There are other ways to perform classification, such as decision trees. While we won't talk a lot about the underlying theory (you will cover this in your machine learning class), they can be quite the powerful tool for classification (and, actually, also for prediction).

Compared to logistic regression, decision trees don't require any structural assumptions (remember, under logistic regression, we assume an exponential of a linear function). However, greater flexibility comes at a cost: there are a bunch more options to choose from when using those.
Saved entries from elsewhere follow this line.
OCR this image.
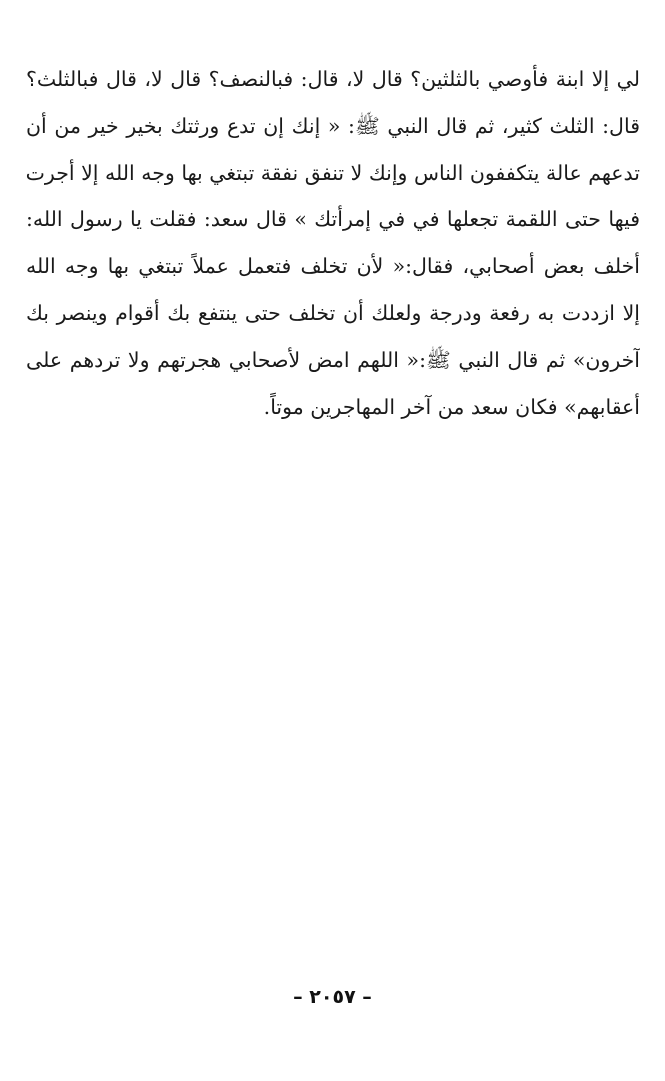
لي إلا ابنة فأوصي بالثلثين؟ قال لا، قال: فبالنصف؟ قال لا، قال فبالثلث؟
قال: الثلث كثير، ثم قال النبي ﷺ: « إنك إن تدع ورثتك بخير خير من أن
تدعهم عالة يتكففون الناس وإنك لا تنفق نفقة تبتغي بها وجه الله إلا أجرت
فيها حتى اللقمة تجعلها في في إمرأتك » قال سعد: فقلت يا رسول الله:
أخلف بعض أصحابي، فقال:« لأن تخلف فتعمل عملاً تبتغي بها وجه الله
إلا ازددت به رفعة ودرجة ولعلك أن تخلف حتى ينتفع بك أقوام وينصر بك
آخرون» ثم قال النبي ﷺ:« اللهم امض لأصحابي هجرتهم ولا تردهم على
أعقابهم» فكان سعد من آخر المهاجرين موتاً.
– ٢٠٥٧ –
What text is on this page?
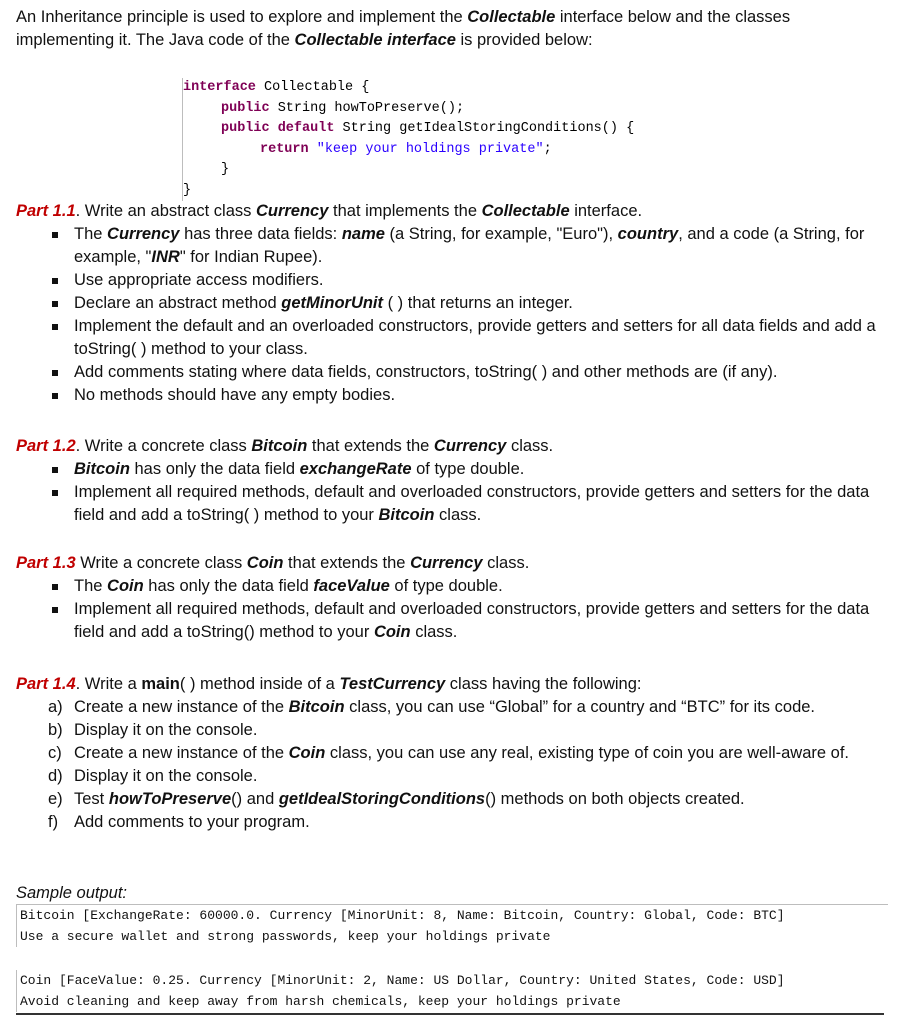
An Inheritance principle is used to explore and implement the Collectable interface below and the classes implementing it. The Java code of the Collectable interface is provided below:
interface Collectable {
public String howToPreserve();
public default String getIdealStoringConditions() {
return "keep your holdings private";
}
}
Part 1.1. Write an abstract class Currency that implements the Collectable interface.
The Currency has three data fields: name (a String, for example, "Euro"), country, and a code (a String, for example, "INR" for Indian Rupee).
Use appropriate access modifiers.
Declare an abstract method getMinorUnit ( ) that returns an integer.
Implement the default and an overloaded constructors, provide getters and setters for all data fields and add a toString( ) method to your class.
Add comments stating where data fields, constructors, toString( ) and other methods are (if any).
No methods should have any empty bodies.
Part 1.2. Write a concrete class Bitcoin that extends the Currency class.
Bitcoin has only the data field exchangeRate of type double.
Implement all required methods, default and overloaded constructors, provide getters and setters for the data field and add a toString( ) method to your Bitcoin class.
Part 1.3 Write a concrete class Coin that extends the Currency class.
The Coin has only the data field faceValue of type double.
Implement all required methods, default and overloaded constructors, provide getters and setters for the data field and add a toString() method to your Coin class.
Part 1.4. Write a main( ) method inside of a TestCurrency class having the following:
a) Create a new instance of the Bitcoin class, you can use “Global” for a country and “BTC” for its code.
b) Display it on the console.
c) Create a new instance of the Coin class, you can use any real, existing type of coin you are well-aware of.
d) Display it on the console.
e) Test howToPreserve() and getIdealStoringConditions() methods on both objects created.
f) Add comments to your program.
Sample output:
Bitcoin [ExchangeRate: 60000.0. Currency [MinorUnit: 8, Name: Bitcoin, Country: Global, Code: BTC]
Use a secure wallet and strong passwords, keep your holdings private
Coin [FaceValue: 0.25. Currency [MinorUnit: 2, Name: US Dollar, Country: United States, Code: USD]
Avoid cleaning and keep away from harsh chemicals, keep your holdings private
For our purposes, we will concentrate on the `max_leaf_nodes`, which is usually the option with the biggest impact.

In [None]:
from sklearn.tree import DecisionTreeClassifier
import graphviz as gp
from sklearn.tree import export_graphviz

The usage in Python is quite intuitive - we only need to replace `LogisticRegression` with `DecisionTreeClassifier` (and define the `max_leaf_nodes`):

In [None]:
classifier_DT = DecisionTreeClassifier(max_leaf_nodes = 4)
classifier_DT.fit(trainX, trainY.values.ravel())

One of the major advantages of decision trees is that they are quite intuitive. Let's take a look:

In [None]:
dot_data = export_graphviz(classifier_DT, feature_names = trainX.columns, filled = True, rounded = True, class_names=["No exit","Exit"])
graph = gp.Source(dot_data)
graph

The usage is exactly as with the logistic regression. For example, we can get the probability of exit on the validation set:

In [None]:
Y_probs=classifier_DT.predict_proba(validationX)[:,1]

We can also print the ROC curve:

In [None]:
from matplotlib import pyplot
fpr, tpr, thresholds = metrics.roc_curve(validationY,Y_probs)
pyplot.plot(fpr, tpr, linewidth=4)
plt.show()

Finally, we can find the AUC to measure the quality of the model. We could, for example, vary `max_leaf_nodes` to get a higher AUC:

In [None]:
roc_auc_score(validationY,Y_probs)

There are even more advanced classifiers, such as
```
from sklearn.ensemble import RandomForestClassifier
from sklearn.ensemble import GradientBoostingClassifier
```
They bring in better predictive power at the cost of higher parameter-setting complexity. But the usage is pretty much the same as for logistic regression and CART, so feel free to try it out.

# Exercise: FP and FN

Give everyday life examples where it would be preferable to (i) have false positives rather than false negatives, or (ii) have false negatives rather than false positives.